说完,沙里香径直跑进了左边的隧道,没有丝毫的停留。
一路狂奔来到了隧道的尽头,沙里香喘着粗气看着面前一块撑起来的巨大红布。
与外面所见到的红布有所不同,这块红布上面全是用某种不知名的黑色液体,涂画这一个又一个的类人形图案。
还有一些扭扭曲曲,好像小蝌蚪一样的文字。
沙里香看不懂,但是里头一直有一道声音在她的耳边响起,想要她快点进去。
于是乎,叛逆的沙里香掀开了红布就钻了进去。
“然后呢?然后呢?”
看着沙里香说着说着就停了下来,比企谷八幡连忙焦急的询问道,那个模样像极了看最喜欢的书正到高潮的时候忽然没有下一页了一样,能将人急成吉吉国王。
沙里香欲言又止,表情有些奇怪的说道,“奇怪....我刚刚明明才想起来的,但是说着说着我竟然又忘了?”
看着沙里香一副极度纠结,想要去回忆但是又死活回忆不起来的模样,林平治嗅到了一丝不同寻常。

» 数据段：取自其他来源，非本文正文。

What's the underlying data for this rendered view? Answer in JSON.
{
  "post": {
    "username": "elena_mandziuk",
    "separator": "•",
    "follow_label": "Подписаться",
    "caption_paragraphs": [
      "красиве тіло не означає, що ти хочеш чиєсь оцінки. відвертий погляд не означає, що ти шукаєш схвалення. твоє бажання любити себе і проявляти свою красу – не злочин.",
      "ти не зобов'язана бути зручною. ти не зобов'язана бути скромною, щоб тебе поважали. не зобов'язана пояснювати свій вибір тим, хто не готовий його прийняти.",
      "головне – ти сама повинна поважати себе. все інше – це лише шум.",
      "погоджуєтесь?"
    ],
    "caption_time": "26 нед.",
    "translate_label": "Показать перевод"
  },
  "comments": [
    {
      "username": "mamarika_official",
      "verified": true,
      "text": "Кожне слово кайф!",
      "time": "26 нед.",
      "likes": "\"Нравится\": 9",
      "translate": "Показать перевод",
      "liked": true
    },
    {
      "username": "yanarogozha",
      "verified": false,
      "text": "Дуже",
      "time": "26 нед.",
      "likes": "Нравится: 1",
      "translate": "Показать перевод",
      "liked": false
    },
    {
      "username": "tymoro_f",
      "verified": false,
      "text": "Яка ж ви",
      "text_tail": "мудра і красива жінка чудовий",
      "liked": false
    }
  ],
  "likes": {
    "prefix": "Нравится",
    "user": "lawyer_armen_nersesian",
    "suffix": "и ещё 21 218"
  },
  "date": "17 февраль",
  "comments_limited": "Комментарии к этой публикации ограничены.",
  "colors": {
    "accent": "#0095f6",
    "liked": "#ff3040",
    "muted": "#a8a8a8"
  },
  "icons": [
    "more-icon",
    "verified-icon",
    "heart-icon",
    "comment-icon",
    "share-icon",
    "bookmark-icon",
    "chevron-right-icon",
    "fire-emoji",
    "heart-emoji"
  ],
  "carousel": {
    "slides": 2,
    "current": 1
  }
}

“不过后来就是,我不知道为什么在里面晕倒了,然后被我的父亲给送去了医院,这件事情也就这么过去了,老实讲要不是刚刚看见林先生的神像忽然想来,我这辈子可能都不会再记起这件事了。”
沙里香说着,看着林平治的眉头皱了起来。
“神像?你的意思是,看见了我的神像才想起来这件事的?”
第368章 迷雾重重的古代武士家族
没过多久,林平治一个电话喊来了自己许久未见的徒弟四谷见子。
“师父,怎么啦?”四谷见子进门后朝着林平治挥舞着手说道。
随后看着一旁的沙里香惊奇的说,“咦?你不是那个....家里死了猫的女生吗?”
听着四谷见子的称呼,沙里香感觉这个女孩真的是有够直接的,不过她也只好再次向四谷见子介绍起自己的名字,以避免家里死了猫这种不知所谓的称呼。
听完对方的自我介绍之后,四谷见子笑哈哈的挠了挠头,“抱歉哈,最近的事情真的很多,所以我的记忆都被挤满了。”
沙里香笑着说道,“没关系。”
紧接着,四谷见子闪至林平治的身后说道,“师父,你难道看出什么了吗?上次我和调查小组的人在她家里蹲守了一天一夜了什么都没发现....痛!”
四谷见子正说着,林平治就抬起手轻轻给了她脑袋瓜子来了一下。
“脑子呢?你是不是觉得邪祟就只会傻乎乎的冲到别人家里害人啊,人家远远撇见你们一群人坐在那里一副不怀好意的模样不知道跑啊,真的是,下次再这样我就要收回你去外边自主行动的放任了。”
“呱!不要哇师父!我现在每天都过得那么充实!”四谷见子听见这个立马跳起来说道。